Personal life
- Born: 14 August 1951 (age 74) Auckland, New Zealand
- Other name: Richard Naismith

Religious life
- Religion: Hinduism
- Initiation: Diksa–1973, Sannyasa–1994

Religious career
- Post: ISKCON Guru, Sannyasi, Member of the Governing Body Commission

= Bhakti Caitanya Swami =

New Zealand Hindu

Bhakti Chaitanya Swami (born 14 August 1951 in Auckland, New Zealand) is a Gaudiya Vaishnava swami and a religious leader of the International Society for Krishna Consciousness (also known as the Hare Krishna movement or ISKCON). He is a member of its Governing Body Commission and is the leader of ISKCON in South Africa, the Baltic states and Russia.

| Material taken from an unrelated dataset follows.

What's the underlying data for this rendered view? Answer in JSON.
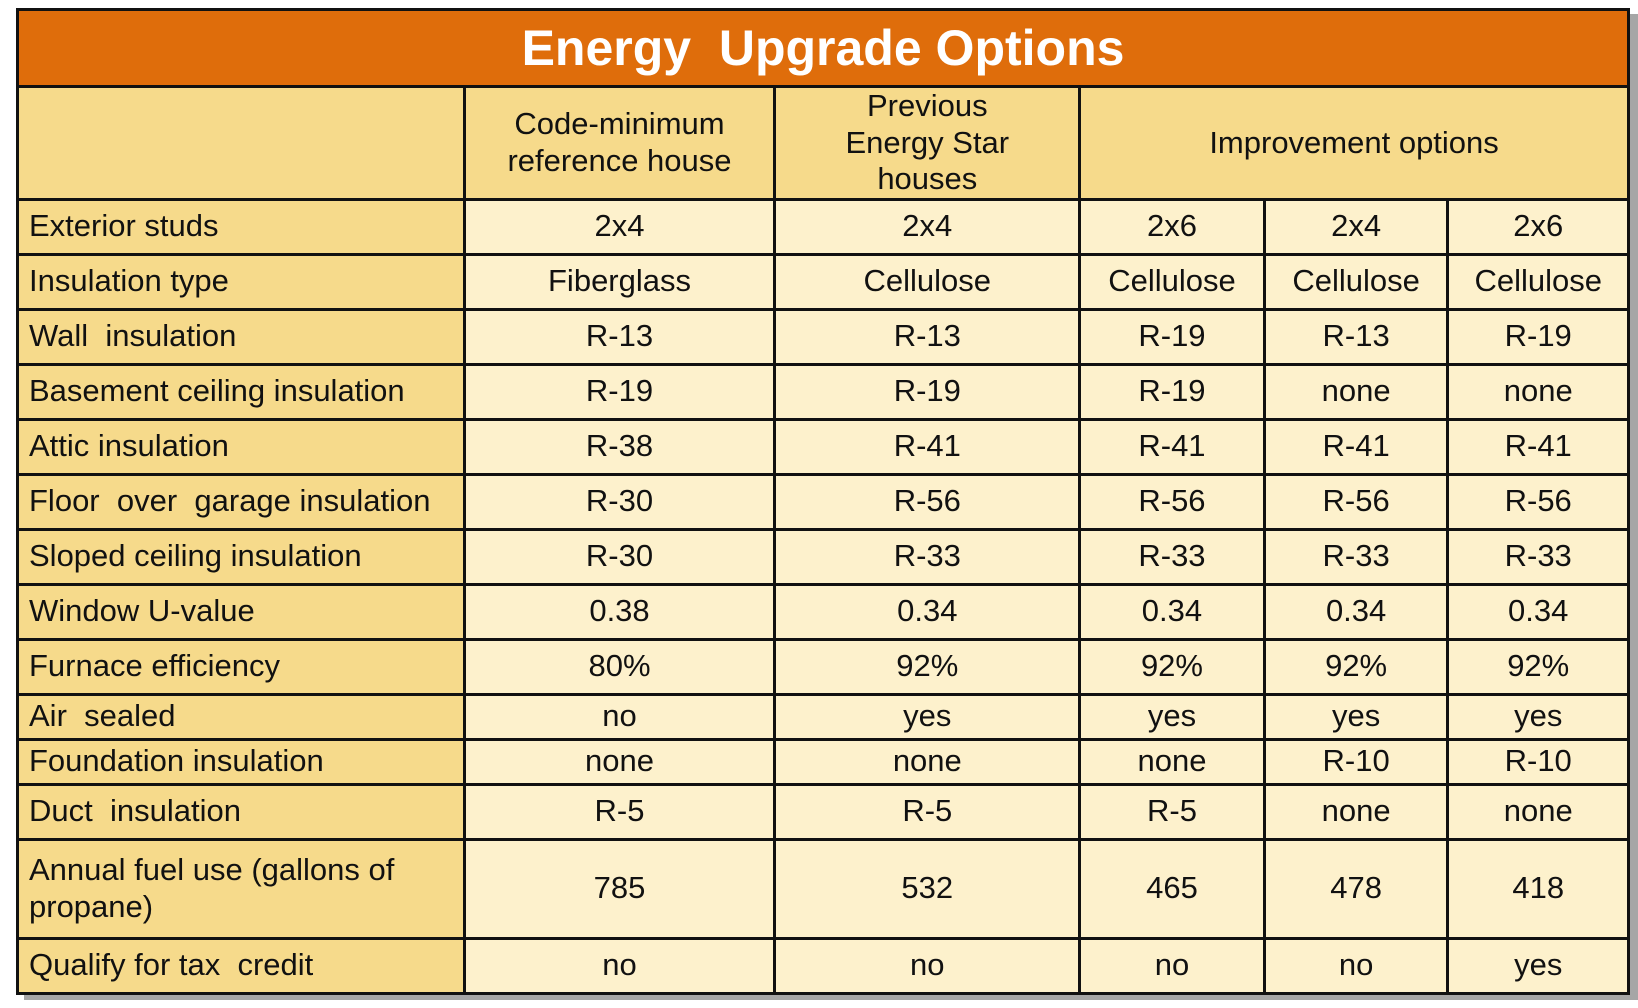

He was born as Richard Naismith on 14 August 1951 in Auckland, New Zealand. In 1972 he first met ISKCON founder A. C. Bhaktivedanta Swami Prabhupada in Auckland University. A year later he joined that society in London and received initiation from Prabhupada, who gave him the sanskrit name of Raghubhir Dasa.

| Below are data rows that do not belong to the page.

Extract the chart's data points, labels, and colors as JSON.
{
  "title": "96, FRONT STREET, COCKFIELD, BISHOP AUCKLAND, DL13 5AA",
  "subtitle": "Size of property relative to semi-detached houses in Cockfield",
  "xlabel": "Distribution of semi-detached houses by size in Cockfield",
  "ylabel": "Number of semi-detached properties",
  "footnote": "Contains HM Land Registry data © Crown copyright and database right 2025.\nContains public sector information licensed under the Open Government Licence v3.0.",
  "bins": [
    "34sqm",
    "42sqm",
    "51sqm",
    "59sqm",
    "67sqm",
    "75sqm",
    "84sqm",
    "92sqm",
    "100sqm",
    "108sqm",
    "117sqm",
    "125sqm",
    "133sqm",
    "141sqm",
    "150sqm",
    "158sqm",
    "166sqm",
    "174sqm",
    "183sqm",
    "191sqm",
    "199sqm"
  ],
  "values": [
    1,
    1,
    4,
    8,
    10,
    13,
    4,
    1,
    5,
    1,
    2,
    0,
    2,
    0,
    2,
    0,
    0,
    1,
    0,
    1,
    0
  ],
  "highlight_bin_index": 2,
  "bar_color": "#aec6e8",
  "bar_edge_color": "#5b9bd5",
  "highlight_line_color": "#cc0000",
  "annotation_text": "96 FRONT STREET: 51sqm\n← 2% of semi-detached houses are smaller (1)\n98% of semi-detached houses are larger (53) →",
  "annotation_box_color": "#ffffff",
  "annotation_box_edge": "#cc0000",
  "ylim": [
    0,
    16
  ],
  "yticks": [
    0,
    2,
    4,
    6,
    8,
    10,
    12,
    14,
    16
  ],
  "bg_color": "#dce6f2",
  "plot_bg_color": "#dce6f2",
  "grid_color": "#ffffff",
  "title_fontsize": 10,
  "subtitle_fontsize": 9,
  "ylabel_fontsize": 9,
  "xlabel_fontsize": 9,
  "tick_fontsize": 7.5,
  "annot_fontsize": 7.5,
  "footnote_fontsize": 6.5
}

The swami is closely associated with the educational programs of ISKCON and teaches at the Vaisnava Institute for Higher Education in Vrindavana. In 1994, during the Gaura Purnima Festival, he took the renounced order of sannyasa from Giriraja Swami and received the name Bhakti Caitanya Swami. Later he became a member of its Governing Body Commission and ISKCON Guru.